Le démon, furieux de voir un enfant égaler en ferveur les plus anciens anachorètes, lui déclara une guerre acharnée; il employa tous les moyens: la crainte, les coups, la séduction, les tableaux impurs, les apparitions d'animaux; l'ermite triompha de tout en multipliant ses austérités.
Un jour pourtant, Hilarion, chantant des psaumes, était distrait et ne priait que de bouche; le démon, fier de cette légère faiblesse du Saint, lui sauta sur le dos et se moqua de lui. Le solitaire s'humilia, pleura sa faute et profita de cette négligence pour redoubler d'ardeur au service du Seigneur. Cet homme, qui avait tant à souffrir du démon, reçut de Dieu le pouvoir de se venger de lui; on amenait de toutes parts des possédés à Hilarion, qui les délivrait des malins esprits.

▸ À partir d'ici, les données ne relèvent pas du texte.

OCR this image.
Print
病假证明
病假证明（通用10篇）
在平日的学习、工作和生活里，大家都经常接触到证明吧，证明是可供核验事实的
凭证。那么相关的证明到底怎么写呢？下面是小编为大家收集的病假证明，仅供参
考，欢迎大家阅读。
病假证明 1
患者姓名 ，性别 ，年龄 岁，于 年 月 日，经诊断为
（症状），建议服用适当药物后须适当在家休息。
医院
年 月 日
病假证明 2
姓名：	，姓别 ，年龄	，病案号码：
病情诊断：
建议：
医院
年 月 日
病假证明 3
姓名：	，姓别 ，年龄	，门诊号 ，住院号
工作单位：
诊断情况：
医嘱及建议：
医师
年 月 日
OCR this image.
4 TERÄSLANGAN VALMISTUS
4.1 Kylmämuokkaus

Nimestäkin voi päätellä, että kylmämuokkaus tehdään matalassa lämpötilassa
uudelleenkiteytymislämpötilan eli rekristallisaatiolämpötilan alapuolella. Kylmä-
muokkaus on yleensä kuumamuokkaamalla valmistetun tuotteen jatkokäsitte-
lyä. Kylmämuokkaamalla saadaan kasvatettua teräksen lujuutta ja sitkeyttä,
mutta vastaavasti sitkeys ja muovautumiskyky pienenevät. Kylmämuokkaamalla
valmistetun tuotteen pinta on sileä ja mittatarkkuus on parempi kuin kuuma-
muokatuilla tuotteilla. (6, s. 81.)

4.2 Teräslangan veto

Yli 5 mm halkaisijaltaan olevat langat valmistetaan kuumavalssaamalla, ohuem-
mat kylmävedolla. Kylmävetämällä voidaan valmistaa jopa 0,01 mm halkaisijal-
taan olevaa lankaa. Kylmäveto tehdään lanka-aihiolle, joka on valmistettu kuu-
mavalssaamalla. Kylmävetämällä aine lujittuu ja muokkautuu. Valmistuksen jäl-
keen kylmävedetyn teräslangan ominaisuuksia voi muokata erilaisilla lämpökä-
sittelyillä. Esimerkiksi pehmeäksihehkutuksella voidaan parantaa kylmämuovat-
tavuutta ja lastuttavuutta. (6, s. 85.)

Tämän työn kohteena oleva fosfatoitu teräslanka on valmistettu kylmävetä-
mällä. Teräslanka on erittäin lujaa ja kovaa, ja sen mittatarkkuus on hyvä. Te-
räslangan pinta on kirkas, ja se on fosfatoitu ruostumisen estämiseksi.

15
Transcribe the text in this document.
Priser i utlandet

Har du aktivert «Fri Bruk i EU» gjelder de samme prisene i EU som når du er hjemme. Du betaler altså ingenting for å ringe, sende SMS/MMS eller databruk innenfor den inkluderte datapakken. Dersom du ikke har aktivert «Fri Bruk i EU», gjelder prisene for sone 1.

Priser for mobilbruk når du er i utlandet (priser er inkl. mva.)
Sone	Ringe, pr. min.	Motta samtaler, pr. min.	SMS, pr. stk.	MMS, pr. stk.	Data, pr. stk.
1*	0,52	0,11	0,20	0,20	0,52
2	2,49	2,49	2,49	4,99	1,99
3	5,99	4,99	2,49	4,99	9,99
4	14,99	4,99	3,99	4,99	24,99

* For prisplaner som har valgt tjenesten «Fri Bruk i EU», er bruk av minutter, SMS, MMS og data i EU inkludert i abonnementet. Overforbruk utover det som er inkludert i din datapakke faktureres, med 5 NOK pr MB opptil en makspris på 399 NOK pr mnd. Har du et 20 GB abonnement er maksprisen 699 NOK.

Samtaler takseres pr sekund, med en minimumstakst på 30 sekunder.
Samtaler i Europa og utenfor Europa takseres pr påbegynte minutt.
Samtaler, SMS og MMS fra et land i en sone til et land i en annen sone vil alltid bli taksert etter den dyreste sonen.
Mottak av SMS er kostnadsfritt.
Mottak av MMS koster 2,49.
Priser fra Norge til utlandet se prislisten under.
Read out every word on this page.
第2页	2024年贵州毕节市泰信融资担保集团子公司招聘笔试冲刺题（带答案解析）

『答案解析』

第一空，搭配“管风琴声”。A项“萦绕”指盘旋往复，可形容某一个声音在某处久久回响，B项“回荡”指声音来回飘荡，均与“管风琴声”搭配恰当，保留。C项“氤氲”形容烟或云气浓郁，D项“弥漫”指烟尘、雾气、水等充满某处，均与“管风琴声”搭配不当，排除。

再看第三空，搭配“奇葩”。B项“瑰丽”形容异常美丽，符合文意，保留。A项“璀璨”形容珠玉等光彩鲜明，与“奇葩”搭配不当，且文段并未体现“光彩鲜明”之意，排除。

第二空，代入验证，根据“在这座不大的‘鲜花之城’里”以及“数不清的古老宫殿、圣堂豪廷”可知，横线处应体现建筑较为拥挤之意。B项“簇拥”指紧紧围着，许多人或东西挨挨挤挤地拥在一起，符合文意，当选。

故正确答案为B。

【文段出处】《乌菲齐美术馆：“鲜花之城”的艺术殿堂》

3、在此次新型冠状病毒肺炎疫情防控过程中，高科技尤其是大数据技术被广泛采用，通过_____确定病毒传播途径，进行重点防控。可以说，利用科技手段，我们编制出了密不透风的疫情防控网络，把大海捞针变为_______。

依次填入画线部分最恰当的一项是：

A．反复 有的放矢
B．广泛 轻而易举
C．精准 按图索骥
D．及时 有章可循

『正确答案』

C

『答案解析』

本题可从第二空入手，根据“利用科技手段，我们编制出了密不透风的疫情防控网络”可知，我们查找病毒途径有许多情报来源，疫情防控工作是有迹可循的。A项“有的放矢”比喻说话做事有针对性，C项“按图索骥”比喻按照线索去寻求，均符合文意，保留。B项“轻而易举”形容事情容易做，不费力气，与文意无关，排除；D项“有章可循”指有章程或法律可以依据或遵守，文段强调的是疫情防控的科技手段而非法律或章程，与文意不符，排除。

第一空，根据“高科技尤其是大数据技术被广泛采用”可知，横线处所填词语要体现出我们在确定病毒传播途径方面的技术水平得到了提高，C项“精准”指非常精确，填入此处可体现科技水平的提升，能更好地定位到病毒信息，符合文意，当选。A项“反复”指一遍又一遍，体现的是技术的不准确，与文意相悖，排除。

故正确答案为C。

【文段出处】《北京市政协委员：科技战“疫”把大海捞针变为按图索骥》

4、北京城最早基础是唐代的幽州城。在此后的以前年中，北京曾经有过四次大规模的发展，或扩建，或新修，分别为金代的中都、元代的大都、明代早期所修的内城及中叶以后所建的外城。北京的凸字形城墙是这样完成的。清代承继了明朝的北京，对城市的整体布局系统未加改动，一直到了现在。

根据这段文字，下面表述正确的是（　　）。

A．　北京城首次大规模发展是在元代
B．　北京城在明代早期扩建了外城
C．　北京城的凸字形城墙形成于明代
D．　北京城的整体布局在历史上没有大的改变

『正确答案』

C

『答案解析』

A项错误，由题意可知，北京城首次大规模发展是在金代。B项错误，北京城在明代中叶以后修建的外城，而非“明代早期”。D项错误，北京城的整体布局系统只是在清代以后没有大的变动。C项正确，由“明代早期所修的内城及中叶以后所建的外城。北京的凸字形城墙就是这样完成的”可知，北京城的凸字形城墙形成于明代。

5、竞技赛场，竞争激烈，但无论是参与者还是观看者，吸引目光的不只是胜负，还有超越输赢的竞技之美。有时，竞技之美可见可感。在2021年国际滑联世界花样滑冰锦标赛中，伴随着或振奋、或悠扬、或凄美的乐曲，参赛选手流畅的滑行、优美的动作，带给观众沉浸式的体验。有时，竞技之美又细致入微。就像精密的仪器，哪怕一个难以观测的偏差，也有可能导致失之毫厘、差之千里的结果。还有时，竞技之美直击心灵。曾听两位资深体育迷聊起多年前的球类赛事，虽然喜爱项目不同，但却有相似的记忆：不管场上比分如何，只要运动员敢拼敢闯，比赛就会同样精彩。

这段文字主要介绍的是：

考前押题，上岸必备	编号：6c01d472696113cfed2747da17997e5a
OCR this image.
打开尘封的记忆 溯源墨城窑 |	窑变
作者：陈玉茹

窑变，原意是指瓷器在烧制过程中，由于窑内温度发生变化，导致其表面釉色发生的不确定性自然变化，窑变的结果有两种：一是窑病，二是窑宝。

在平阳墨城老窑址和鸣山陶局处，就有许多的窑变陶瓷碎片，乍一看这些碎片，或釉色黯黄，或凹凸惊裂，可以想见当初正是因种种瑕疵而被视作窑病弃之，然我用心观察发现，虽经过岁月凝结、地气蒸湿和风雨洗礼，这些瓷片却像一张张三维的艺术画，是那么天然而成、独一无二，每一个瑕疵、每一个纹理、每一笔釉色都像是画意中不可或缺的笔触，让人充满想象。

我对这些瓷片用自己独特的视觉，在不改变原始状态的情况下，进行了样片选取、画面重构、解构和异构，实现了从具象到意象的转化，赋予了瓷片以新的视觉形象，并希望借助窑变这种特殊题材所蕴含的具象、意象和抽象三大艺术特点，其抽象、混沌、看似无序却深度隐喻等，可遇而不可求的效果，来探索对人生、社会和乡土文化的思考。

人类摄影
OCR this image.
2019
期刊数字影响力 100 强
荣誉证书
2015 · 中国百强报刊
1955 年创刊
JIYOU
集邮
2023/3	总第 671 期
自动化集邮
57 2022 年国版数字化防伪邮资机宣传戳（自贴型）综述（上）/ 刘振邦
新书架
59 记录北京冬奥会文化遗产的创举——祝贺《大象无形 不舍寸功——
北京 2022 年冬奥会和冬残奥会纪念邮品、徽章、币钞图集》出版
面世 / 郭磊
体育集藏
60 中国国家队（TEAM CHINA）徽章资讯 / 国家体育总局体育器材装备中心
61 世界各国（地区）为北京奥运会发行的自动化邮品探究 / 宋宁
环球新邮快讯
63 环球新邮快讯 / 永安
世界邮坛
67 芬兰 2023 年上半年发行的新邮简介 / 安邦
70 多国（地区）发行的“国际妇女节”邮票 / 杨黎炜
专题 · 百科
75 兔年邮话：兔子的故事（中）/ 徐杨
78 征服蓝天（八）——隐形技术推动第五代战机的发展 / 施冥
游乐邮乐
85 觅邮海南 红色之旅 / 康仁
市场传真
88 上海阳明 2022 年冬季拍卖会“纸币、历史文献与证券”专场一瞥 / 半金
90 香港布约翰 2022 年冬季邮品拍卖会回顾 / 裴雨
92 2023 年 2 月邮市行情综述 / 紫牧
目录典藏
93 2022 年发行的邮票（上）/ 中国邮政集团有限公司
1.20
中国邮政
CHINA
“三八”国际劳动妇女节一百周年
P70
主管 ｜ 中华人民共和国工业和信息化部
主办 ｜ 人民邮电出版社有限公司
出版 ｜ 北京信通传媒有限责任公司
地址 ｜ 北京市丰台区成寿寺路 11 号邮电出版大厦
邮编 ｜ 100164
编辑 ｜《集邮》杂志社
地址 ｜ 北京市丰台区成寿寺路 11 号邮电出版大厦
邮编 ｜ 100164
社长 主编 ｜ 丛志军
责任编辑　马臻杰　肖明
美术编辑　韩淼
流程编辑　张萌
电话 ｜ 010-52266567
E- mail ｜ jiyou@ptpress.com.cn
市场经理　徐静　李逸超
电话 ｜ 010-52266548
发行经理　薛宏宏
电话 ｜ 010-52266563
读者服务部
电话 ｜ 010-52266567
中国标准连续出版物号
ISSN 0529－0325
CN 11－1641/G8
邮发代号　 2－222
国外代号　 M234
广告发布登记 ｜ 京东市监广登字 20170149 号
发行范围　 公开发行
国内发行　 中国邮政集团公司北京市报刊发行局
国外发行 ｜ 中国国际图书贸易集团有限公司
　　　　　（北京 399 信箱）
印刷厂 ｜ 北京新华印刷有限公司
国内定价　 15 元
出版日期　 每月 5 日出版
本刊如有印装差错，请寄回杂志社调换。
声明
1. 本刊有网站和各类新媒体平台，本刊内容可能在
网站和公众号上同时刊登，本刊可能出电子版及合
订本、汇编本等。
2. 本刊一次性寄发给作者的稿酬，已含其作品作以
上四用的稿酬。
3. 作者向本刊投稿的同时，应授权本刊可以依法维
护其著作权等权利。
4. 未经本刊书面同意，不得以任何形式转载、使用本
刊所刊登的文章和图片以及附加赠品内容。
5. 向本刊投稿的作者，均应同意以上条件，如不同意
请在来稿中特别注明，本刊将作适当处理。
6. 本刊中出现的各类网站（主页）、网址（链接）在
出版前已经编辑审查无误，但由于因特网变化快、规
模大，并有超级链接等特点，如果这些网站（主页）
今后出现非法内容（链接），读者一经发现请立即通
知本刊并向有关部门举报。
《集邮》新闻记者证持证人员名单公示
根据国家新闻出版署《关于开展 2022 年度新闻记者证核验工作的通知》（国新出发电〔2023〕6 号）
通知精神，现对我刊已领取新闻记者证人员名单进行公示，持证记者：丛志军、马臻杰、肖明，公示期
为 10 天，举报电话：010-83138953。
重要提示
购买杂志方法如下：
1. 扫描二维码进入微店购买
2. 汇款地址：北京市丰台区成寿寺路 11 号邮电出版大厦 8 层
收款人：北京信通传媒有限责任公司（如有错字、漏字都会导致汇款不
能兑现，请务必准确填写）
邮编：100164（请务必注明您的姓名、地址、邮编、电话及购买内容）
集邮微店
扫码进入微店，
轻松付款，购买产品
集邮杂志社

Cependant, les foules accourant vers lui, attirées par sa réputation de sainteté, le Saint regretta sa solitude primitive: "Je reçois, s'écria-t-il, ma récompense ici bas; il faut aller me cacher pour prier et souffrir, si je veux me rendre digne de la miséricorde de Dieu." Quand il voulut partir, plus de dix mille personnes l'arrêtèrent par leurs larmes et leurs gémissements. Il réussit pourtant à s'échapper, mais le désert fleurissait sous ses pas, l'enthousiasme des foules le suivait partout.
Le Seigneur, prenant pitié de ses larmes, l'avertit de sa mort prochaine. Hilarion s'étendit sur une natte: "Sors, mon âme, dit-il, sors de ton corps, brise les derniers liens. Pourquoi tarder encore? Il y bientôt soixante ans que tu sers le Christ, peux-tu craindre la mort?" Et il rendit l'esprit. Digne émule du grand saint Antoine, il a mérité le titre de Patriarche des solitaires de la Palestine.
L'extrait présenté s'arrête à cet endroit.